Tımarhane 'SON' : KaraBüyü
Doktor, konuşmasını bitirip telefonu kapattıktan sonra dışarıdan gelen çığlıklara bakmak için pencereye yaklaştı. İri iki adam yaşlı bir kadının kollarına girmiş kamyonetin önünde onu yatıştırmaya çalışıyorlardı. Kadın, yaşına rağmen çok güçlüydü, çırpınıyor, çığlıklar atıp tehditler savuruyordu. Aynı saniyeler içinde elinde şırıngayla hasta bakıcı merdivenlerden iniyordu. Yaşlı kadının yanına geldiğinde görevlilerden kadının elbisesini belinden sıyırmalarını istedi. Elindeki şırıngayı kadının beline acımasızca batırdı. Sakinleştirici iğneler kullanmak yerine daha çabuk etki gösteren ve cerrahların genelde belden aşağısını uyuşturmak için kullandıkları spinal anestezi yöntemi kullanılıyordu. Hastanın belinden aşağısı uyuşurken kuvveti düşüyor ve daha fazla sorun çıkartamıyordu. Yaşlı kadın birden sakinleşti. Kendini bırakmış gibiydi. Gözlerindeki karanlık, intikam ister gibi yayılıyordu görevlilerin gözlerine.

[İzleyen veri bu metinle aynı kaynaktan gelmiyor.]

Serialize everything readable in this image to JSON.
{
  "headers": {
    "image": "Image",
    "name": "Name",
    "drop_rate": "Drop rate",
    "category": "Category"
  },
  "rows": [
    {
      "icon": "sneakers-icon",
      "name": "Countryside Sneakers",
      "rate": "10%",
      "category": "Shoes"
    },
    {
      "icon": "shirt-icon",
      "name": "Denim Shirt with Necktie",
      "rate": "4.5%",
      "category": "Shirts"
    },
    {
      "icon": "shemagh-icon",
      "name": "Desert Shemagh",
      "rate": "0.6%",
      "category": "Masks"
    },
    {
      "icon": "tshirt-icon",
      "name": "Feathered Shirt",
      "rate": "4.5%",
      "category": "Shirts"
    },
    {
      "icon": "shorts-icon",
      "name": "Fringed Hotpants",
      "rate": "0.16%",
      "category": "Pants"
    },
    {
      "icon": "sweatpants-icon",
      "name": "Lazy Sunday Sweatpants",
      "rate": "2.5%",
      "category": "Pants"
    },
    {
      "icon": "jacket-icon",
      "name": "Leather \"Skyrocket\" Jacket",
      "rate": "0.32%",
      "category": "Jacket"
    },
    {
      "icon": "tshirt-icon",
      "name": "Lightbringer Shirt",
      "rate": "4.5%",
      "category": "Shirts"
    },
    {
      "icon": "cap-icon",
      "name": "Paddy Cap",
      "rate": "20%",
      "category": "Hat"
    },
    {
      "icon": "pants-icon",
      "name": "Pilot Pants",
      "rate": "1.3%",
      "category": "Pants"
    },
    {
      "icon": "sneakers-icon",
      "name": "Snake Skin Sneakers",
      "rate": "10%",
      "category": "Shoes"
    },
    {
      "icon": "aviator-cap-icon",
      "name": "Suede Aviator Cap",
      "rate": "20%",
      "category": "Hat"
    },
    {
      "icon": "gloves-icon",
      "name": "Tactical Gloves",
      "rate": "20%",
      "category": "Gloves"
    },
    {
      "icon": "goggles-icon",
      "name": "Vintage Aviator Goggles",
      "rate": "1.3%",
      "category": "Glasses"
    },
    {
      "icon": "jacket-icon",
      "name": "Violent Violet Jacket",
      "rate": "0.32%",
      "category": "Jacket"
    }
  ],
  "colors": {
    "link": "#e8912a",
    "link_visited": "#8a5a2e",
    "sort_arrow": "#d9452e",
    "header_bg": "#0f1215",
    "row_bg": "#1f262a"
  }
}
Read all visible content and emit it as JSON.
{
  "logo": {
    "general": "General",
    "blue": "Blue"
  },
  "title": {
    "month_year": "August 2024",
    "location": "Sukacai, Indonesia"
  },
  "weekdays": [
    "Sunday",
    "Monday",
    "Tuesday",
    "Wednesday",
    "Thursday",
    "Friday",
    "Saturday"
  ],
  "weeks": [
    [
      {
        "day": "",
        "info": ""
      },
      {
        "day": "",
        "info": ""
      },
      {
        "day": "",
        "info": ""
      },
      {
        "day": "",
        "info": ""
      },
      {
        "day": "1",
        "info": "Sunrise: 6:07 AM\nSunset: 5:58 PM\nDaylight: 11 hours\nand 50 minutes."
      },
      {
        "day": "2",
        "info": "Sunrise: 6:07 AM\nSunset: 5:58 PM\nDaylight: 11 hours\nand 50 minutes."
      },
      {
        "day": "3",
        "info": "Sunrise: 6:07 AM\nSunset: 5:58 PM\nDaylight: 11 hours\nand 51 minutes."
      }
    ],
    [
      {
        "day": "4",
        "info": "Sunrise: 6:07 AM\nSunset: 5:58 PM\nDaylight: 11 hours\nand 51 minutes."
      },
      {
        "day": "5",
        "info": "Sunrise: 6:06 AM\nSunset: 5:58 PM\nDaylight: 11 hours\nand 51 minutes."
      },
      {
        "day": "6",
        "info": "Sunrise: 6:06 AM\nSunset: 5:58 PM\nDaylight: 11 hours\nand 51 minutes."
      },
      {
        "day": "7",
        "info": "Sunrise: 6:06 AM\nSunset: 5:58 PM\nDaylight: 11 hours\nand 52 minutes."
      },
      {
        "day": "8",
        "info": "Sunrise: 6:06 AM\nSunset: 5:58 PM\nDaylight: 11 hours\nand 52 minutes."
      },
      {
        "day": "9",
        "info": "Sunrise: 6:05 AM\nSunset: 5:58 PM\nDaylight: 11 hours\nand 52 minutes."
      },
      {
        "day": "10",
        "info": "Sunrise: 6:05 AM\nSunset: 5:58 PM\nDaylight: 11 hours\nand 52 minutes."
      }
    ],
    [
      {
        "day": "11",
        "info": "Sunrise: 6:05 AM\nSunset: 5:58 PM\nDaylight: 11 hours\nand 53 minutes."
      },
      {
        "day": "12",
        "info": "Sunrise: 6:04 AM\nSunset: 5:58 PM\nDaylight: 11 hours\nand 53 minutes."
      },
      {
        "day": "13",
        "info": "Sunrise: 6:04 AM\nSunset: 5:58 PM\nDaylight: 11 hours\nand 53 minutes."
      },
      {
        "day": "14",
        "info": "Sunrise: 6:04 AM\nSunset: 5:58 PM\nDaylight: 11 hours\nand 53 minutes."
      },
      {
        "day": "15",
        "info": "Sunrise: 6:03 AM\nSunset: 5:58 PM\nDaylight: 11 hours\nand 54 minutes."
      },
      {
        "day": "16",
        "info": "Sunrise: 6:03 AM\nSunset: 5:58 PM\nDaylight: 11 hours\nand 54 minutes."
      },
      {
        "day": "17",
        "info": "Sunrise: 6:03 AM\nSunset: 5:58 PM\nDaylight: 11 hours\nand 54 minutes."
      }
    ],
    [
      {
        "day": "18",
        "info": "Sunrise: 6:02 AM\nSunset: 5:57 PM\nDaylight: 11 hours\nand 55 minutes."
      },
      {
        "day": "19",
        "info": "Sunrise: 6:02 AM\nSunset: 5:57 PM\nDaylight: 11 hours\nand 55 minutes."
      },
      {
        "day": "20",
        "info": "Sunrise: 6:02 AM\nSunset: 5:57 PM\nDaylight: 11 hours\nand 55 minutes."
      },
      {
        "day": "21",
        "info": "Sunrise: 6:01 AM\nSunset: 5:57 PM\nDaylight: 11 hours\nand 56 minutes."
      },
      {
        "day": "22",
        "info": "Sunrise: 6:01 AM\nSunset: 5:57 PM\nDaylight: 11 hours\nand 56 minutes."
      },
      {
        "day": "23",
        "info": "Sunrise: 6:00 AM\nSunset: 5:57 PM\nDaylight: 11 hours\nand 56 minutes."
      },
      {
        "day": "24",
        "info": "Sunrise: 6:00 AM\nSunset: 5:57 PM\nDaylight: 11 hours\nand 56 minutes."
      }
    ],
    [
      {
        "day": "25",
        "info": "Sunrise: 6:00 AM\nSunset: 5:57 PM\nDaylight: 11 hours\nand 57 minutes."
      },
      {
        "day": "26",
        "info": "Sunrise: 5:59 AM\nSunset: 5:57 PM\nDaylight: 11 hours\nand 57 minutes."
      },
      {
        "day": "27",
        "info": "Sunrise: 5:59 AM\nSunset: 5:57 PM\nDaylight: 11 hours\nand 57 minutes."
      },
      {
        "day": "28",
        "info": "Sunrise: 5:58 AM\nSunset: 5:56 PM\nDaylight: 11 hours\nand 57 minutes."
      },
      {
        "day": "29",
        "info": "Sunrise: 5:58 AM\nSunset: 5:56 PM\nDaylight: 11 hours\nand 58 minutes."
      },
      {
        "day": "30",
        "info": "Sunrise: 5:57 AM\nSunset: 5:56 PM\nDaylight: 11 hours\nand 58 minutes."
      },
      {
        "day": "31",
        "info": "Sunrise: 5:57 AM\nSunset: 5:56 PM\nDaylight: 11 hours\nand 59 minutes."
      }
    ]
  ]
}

Çığlıklarını kalbinden büyüterek dışa vuran leş kokusunun içindeki yatalak zedelerin bakışları arasında koridorlardan geçip "mezar" dedikleri odaya geldiler. Geçen hafta bir hasta bakıcı bu odanın içindeki bir hastaya tecavüz etmiş ve sonra odanın hemen karşısında koridorda başsız cesedi bulunmuştu. Cadılıkla suçlanan bu yaşlı kadını da buraya bırakıyorlardı. Kadının uyuşuk bedenini içeri sokarak kapıyı kilitlediler. Oda hakkında konuşarak oradan uzaklaştılar.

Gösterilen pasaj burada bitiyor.